On Wed, May 26, 2010 at 4:31 PM, Eran Hammer-Lahav <[email protected]> wrote:
>
>
>> -----Original Message-----
>> From: Dan Brickley [mailto:[email protected]]
>> Sent: Wednesday, May 26, 2010 2:13 AM
>> To: Eran Hammer-Lahav
>> Cc: [email protected]
>> Subject: Re: OpenID Hybrid v2 Proposal (formerly known OpenID Connect)
>>
>> On Wed, May 26, 2010 at 10:22 AM, Eran Hammer-Lahav
>> <[email protected]> wrote:
>> > Discussing the name is a distraction. The issue is whether the OpenID
>> foundation wants to be where identity work is done, or where the OpenID
>> protocol (and nothing else) is done. Again, the question is very simple: 
>> OAuth
>> is going to have an identity layer (that's a done deal) - do you want to work
>> on it here under the OpenID foundation or not?
>>
>>
>> It's not that entirely that simple. There are apparently other (different but
>> with some commonality?) ideas for a next phase of OpenID activity, the
>> v.Next stuff. So the Foundation also needs to decide whether to do both in
>> parallel and let 'the market' decide, whether to map out some
>> dependencies, shared technology components or even try for a common
>> design, or whether to say "thanks but no thanks"
>> to one of the proposals.
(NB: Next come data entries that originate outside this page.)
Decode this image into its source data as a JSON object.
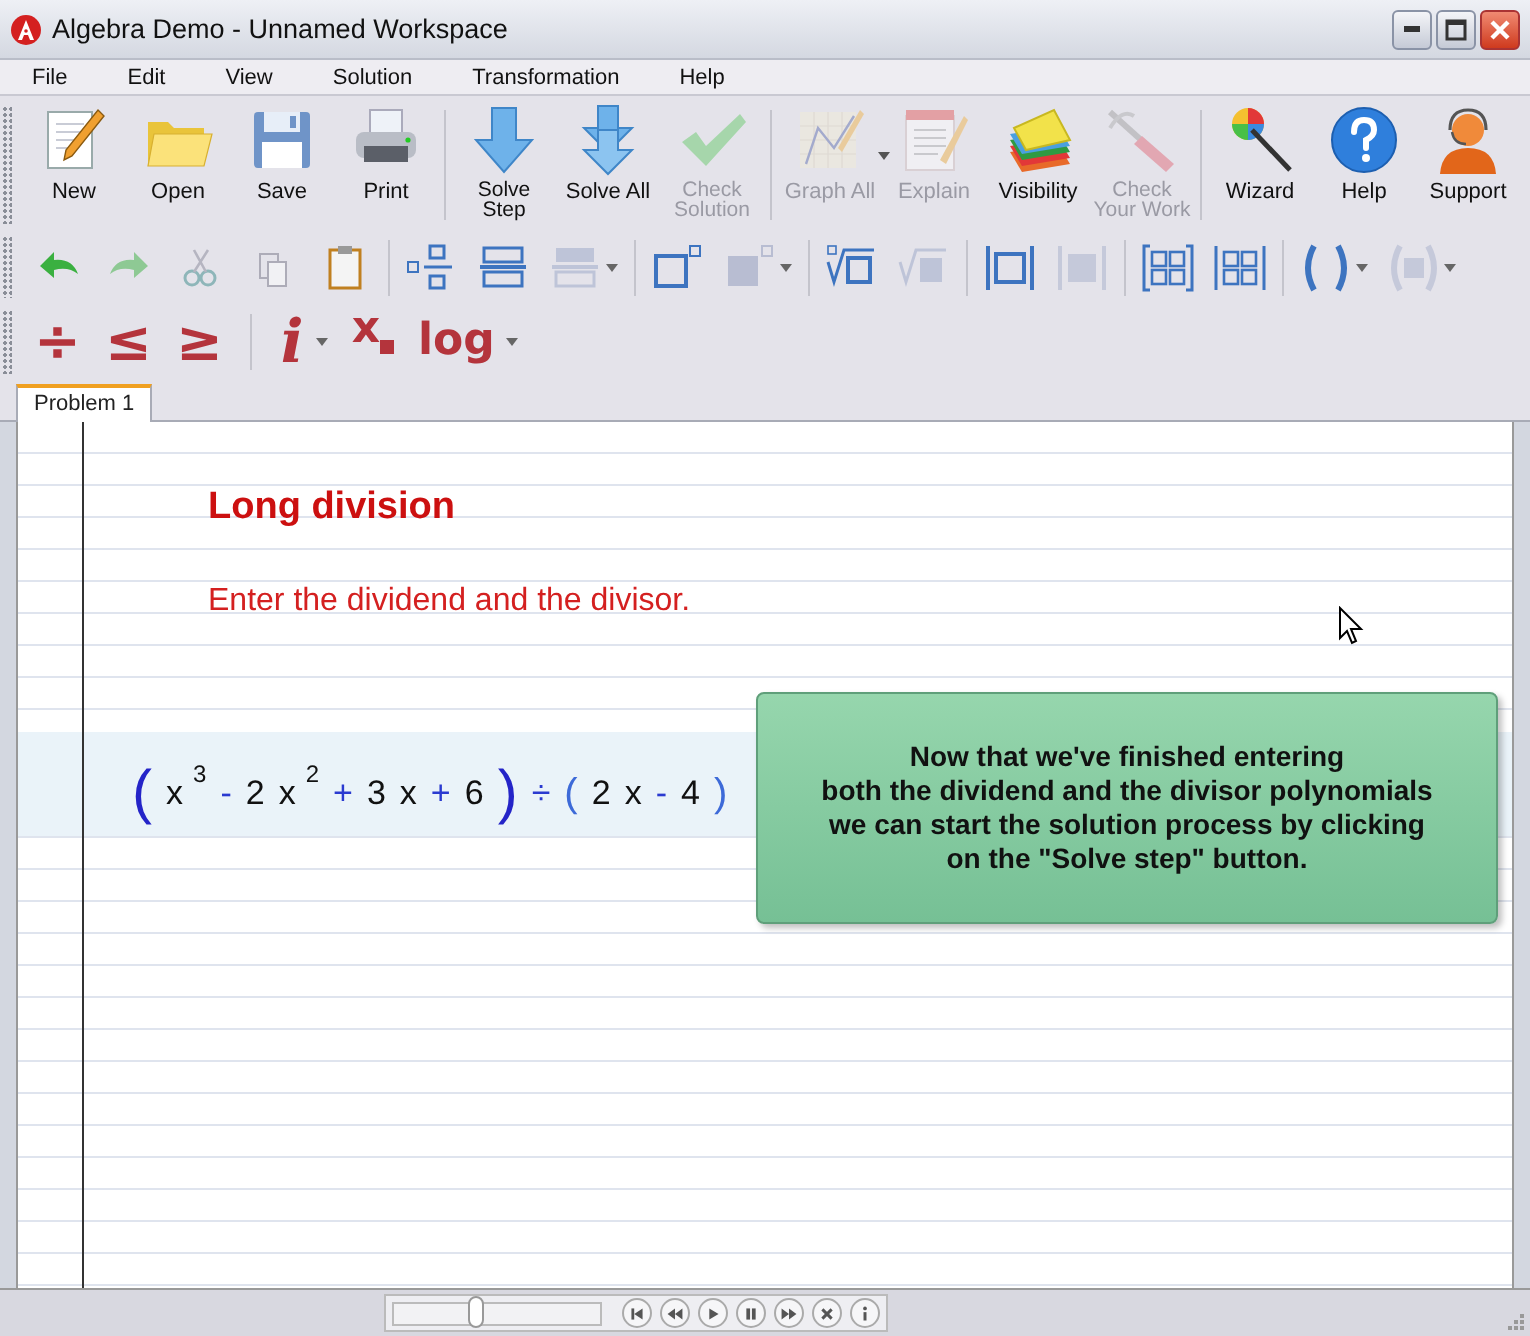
{
  "window": {
    "title": "Algebra Demo - Unnamed Workspace"
  },
  "menu": [
    "File",
    "Edit",
    "View",
    "Solution",
    "Transformation",
    "Help"
  ],
  "main_toolbar": {
    "groups": [
      {
        "buttons": [
          {
            "lines": [
              "New"
            ],
            "disabled": false,
            "dropdown": false
          },
          {
            "lines": [
              "Open"
            ],
            "disabled": false,
            "dropdown": false
          },
          {
            "lines": [
              "Save"
            ],
            "disabled": false,
            "dropdown": false
          },
          {
            "lines": [
              "Print"
            ],
            "disabled": false,
            "dropdown": false
          }
        ]
      },
      {
        "buttons": [
          {
            "lines": [
              "Solve",
              "Step"
            ],
            "disabled": false,
            "dropdown": false
          },
          {
            "lines": [
              "Solve All"
            ],
            "disabled": false,
            "dropdown": false
          },
          {
            "lines": [
              "Check",
              "Solution"
            ],
            "disabled": true,
            "dropdown": false
          }
        ]
      },
      {
        "buttons": [
          {
            "lines": [
              "Graph All"
            ],
            "disabled": true,
            "dropdown": true
          },
          {
            "lines": [
              "Explain"
            ],
            "disabled": true,
            "dropdown": false
          },
          {
            "lines": [
              "Visibility"
            ],
            "disabled": false,
            "dropdown": false
          },
          {
            "lines": [
              "Check",
              "Your Work"
            ],
            "disabled": true,
            "dropdown": false
          }
        ]
      },
      {
        "buttons": [
          {
            "lines": [
              "Wizard"
            ],
            "disabled": false,
            "dropdown": false
          },
          {
            "lines": [
              "Help"
            ],
            "disabled": false,
            "dropdown": false
          },
          {
            "lines": [
              "Support"
            ],
            "disabled": false,
            "dropdown": false
          }
        ]
      }
    ]
  },
  "format_toolbar": {
    "groups": [
      [
        {
          "disabled": false,
          "dropdown": false
        },
        {
          "disabled": true,
          "dropdown": false
        },
        {
          "disabled": true,
          "dropdown": false
        },
        {
          "disabled": true,
          "dropdown": false
        },
        {
          "disabled": false,
          "dropdown": false
        }
      ],
      [
        {
          "disabled": false,
          "dropdown": false
        },
        {
          "disabled": false,
          "dropdown": false
        },
        {
          "disabled": true,
          "dropdown": true
        }
      ],
      [
        {
          "disabled": false,
          "dropdown": false
        },
        {
          "disabled": true,
          "dropdown": true
        }
      ],
      [
        {
          "disabled": false,
          "dropdown": false
        },
        {
          "disabled": true,
          "dropdown": false
        }
      ],
      [
        {
          "disabled": false,
          "dropdown": false
        },
        {
          "disabled": true,
          "dropdown": false
        }
      ],
      [
        {
          "disabled": false,
          "dropdown": false
        },
        {
          "disabled": false,
          "dropdown": false
        }
      ],
      [
        {
          "disabled": false,
          "dropdown": true
        },
        {
          "disabled": true,
          "dropdown": true
        }
      ]
    ]
  },
  "symbol_toolbar": {
    "groups": [
      [
        {
          "symbol": "÷",
          "kind": "symbol",
          "dropdown": false
        },
        {
          "symbol": "≤",
          "kind": "symbol",
          "dropdown": false
        },
        {
          "symbol": "≥",
          "kind": "symbol",
          "dropdown": false
        }
      ],
      [
        {
          "symbol": "i",
          "kind": "italic",
          "dropdown": true
        },
        {
          "symbol": "x",
          "kind": "subscript",
          "dropdown": false
        },
        {
          "symbol": "log",
          "kind": "symbol",
          "dropdown": true
        }
      ]
    ]
  },
  "tabs": [
    {
      "label": "Problem 1",
      "selected": true
    }
  ],
  "page": {
    "heading": "Long division",
    "instruction": "Enter the dividend and the divisor.",
    "expression": [
      {
        "text": "(",
        "kind": "paren"
      },
      {
        "text": "x",
        "kind": "term"
      },
      {
        "text": "3",
        "kind": "exponent"
      },
      {
        "text": "-",
        "kind": "op"
      },
      {
        "text": "2",
        "kind": "term"
      },
      {
        "text": "x",
        "kind": "term"
      },
      {
        "text": "2",
        "kind": "exponent"
      },
      {
        "text": "+",
        "kind": "op"
      },
      {
        "text": "3",
        "kind": "term"
      },
      {
        "text": "x",
        "kind": "term"
      },
      {
        "text": "+",
        "kind": "op"
      },
      {
        "text": "6",
        "kind": "term"
      },
      {
        "text": ")",
        "kind": "paren"
      },
      {
        "text": "÷",
        "kind": "op"
      },
      {
        "text": "(",
        "kind": "small-paren"
      },
      {
        "text": "2",
        "kind": "term"
      },
      {
        "text": "x",
        "kind": "term"
      },
      {
        "text": "-",
        "kind": "op"
      },
      {
        "text": "4",
        "kind": "term"
      },
      {
        "text": ")",
        "kind": "small-paren"
      }
    ],
    "callout": {
      "lines": [
        "Now that we've finished entering",
        "both the dividend and the divisor polynomials",
        "we can start the solution process by clicking",
        "on the \"Solve step\" button."
      ]
    }
  },
  "playback": {
    "level": 0.4
  }
}
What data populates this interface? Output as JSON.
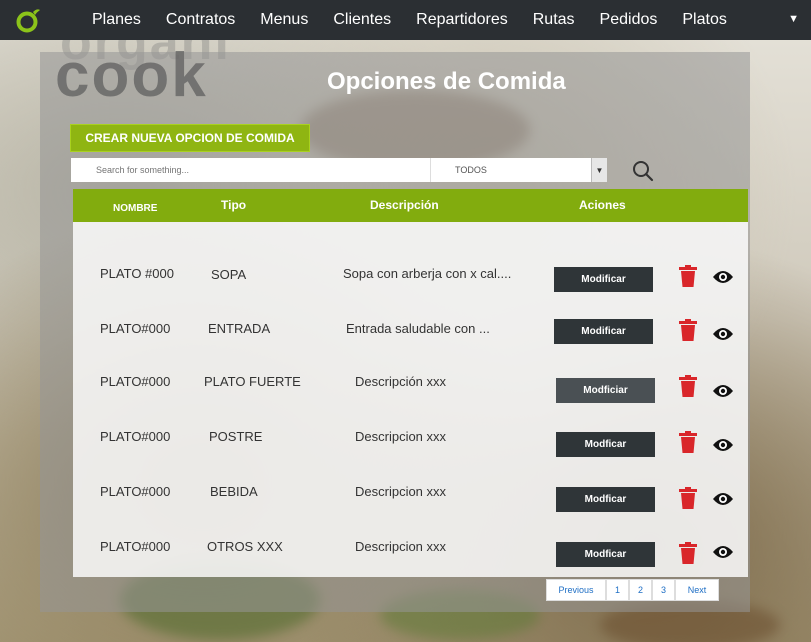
{
  "nav": {
    "items": [
      "Planes",
      "Contratos",
      "Menus",
      "Clientes",
      "Repartidores",
      "Rutas",
      "Pedidos",
      "Platos"
    ],
    "dropdown_icon": "caret-down-icon"
  },
  "brand": {
    "text": "cook",
    "faded_text": "organi"
  },
  "page": {
    "title": "Opciones de Comida"
  },
  "actions": {
    "create_label": "CREAR NUEVA OPCION DE COMIDA"
  },
  "filters": {
    "search_placeholder": "Search for something...",
    "type_selected": "TODOS"
  },
  "table": {
    "headers": {
      "name": "NOMBRE",
      "type": "Tipo",
      "description": "Descripción",
      "actions": "Aciones"
    },
    "rows": [
      {
        "name": "PLATO #000",
        "type": "SOPA",
        "description": "Sopa con arberja con x cal....",
        "modify_label": "Modificar"
      },
      {
        "name": "PLATO#000",
        "type": "ENTRADA",
        "description": "Entrada  saludable con ...",
        "modify_label": "Modificar"
      },
      {
        "name": "PLATO#000",
        "type": "PLATO FUERTE",
        "description": "Descripción xxx",
        "modify_label": "Modficiar"
      },
      {
        "name": "PLATO#000",
        "type": "POSTRE",
        "description": "Descripcion xxx",
        "modify_label": "Modficar"
      },
      {
        "name": "PLATO#000",
        "type": "BEBIDA",
        "description": "Descripcion xxx",
        "modify_label": "Modficar"
      },
      {
        "name": "PLATO#000",
        "type": "OTROS XXX",
        "description": "Descripcion xxx",
        "modify_label": "Modficar"
      }
    ]
  },
  "pagination": {
    "previous": "Previous",
    "pages": [
      "1",
      "2",
      "3"
    ],
    "next": "Next"
  },
  "colors": {
    "navbar": "#2b2f33",
    "accent_green": "#82ac0e",
    "button_dark": "#2f3538",
    "delete_red": "#d9262a",
    "link_blue": "#1f6fc5"
  }
}
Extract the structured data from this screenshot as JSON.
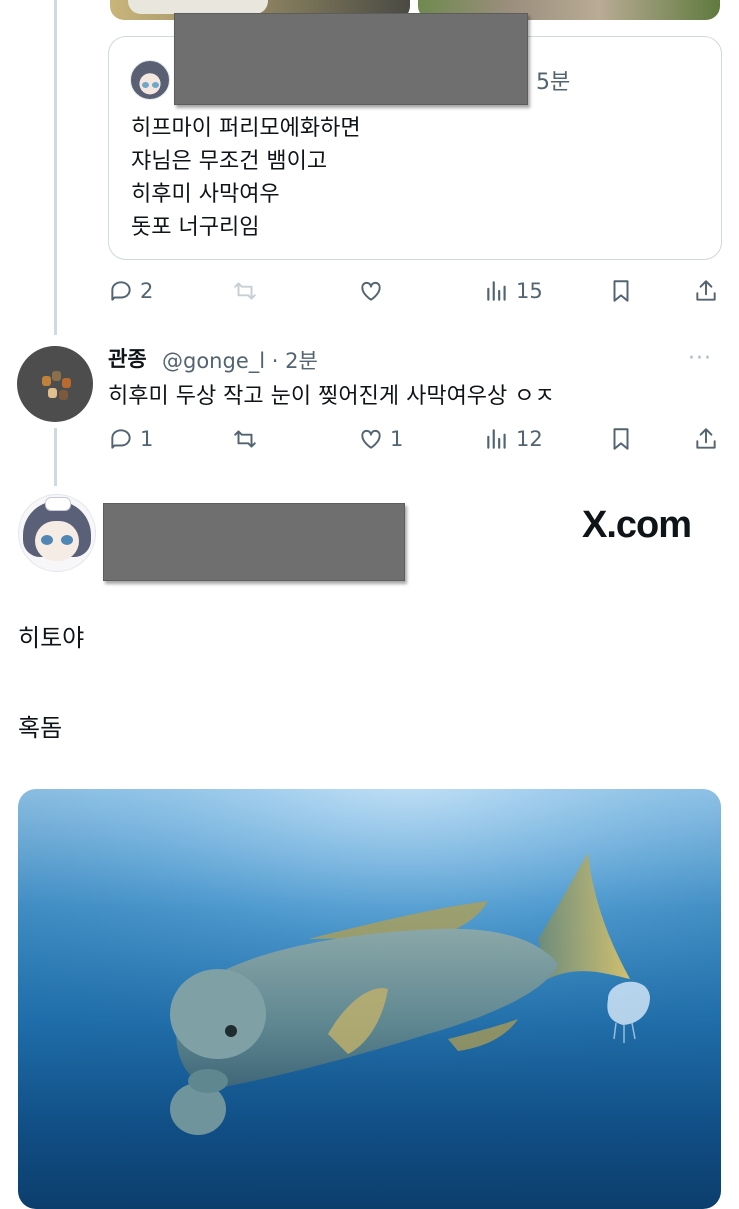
{
  "quoted_tweet": {
    "time": "· 5분",
    "lines": [
      "히프마이 퍼리모에화하면",
      "쟈님은 무조건 뱀이고",
      "히후미 사막여우",
      "돗포 너구리임"
    ],
    "actions": {
      "replies": "2",
      "views": "15"
    }
  },
  "reply": {
    "name": "관종",
    "handle_time": "@gonge_l · 2분",
    "more": "···",
    "text": "히후미 두상 작고 눈이 찢어진게 사막여우상 ㅇㅈ",
    "actions": {
      "replies": "1",
      "likes": "1",
      "views": "12"
    }
  },
  "main_tweet": {
    "watermark": "X.com",
    "lines": [
      "히토야",
      "혹돔"
    ],
    "media_subject": "Asian sheepshead wrasse swimming underwater near a jellyfish"
  },
  "colors": {
    "text": "#0f1419",
    "secondary": "#536471",
    "border": "#cfd9de",
    "redaction": "#6f6f6f"
  },
  "icons": [
    "reply-icon",
    "retweet-icon",
    "like-icon",
    "views-icon",
    "bookmark-icon",
    "share-icon",
    "more-icon"
  ]
}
It also needs to decide how much of that deciding to
>> do up front (in the board) versus in chartered working group(s).
>>
>> Framing this bluntly as a 'take it or leave it' ultimatum looks (to a 
>> relative
>> outsider) a little brutal, but I say that cautiously as I've not been party 
>> to any
>> of the backstory or detailed debates.
>
> Reality is that simple. What to do about it might not be, but it's not like 
> there is a new flow of information coming. It's nice to want coherence in the 
> marketplace but that's not going to happen. There are going to be competing 
> solutions and there are going to be critics of each. At the end the market is 
> the only place where a decision between these two solutions can happen.
>

OK, let's look at what they have in common, if anything, from a user's
perspective.

Do both allow users to be identified via http: URIs such as
http://danbri.example.com/ ?

Do both allow users to be identified via email-shaped URIs?
[email protected] (URI-ified as acct:[email protected] or similar)

Do both allow users to based such URIs on domains they own/control,
while allowing the heavy-lifting to be done by implementations
hosted/run by (easily swappable - eg. homepage markup) external
providers?

Is there some consistent story that can be put together for users
while 'the marketplace' figures out the ugly under-the-cover details?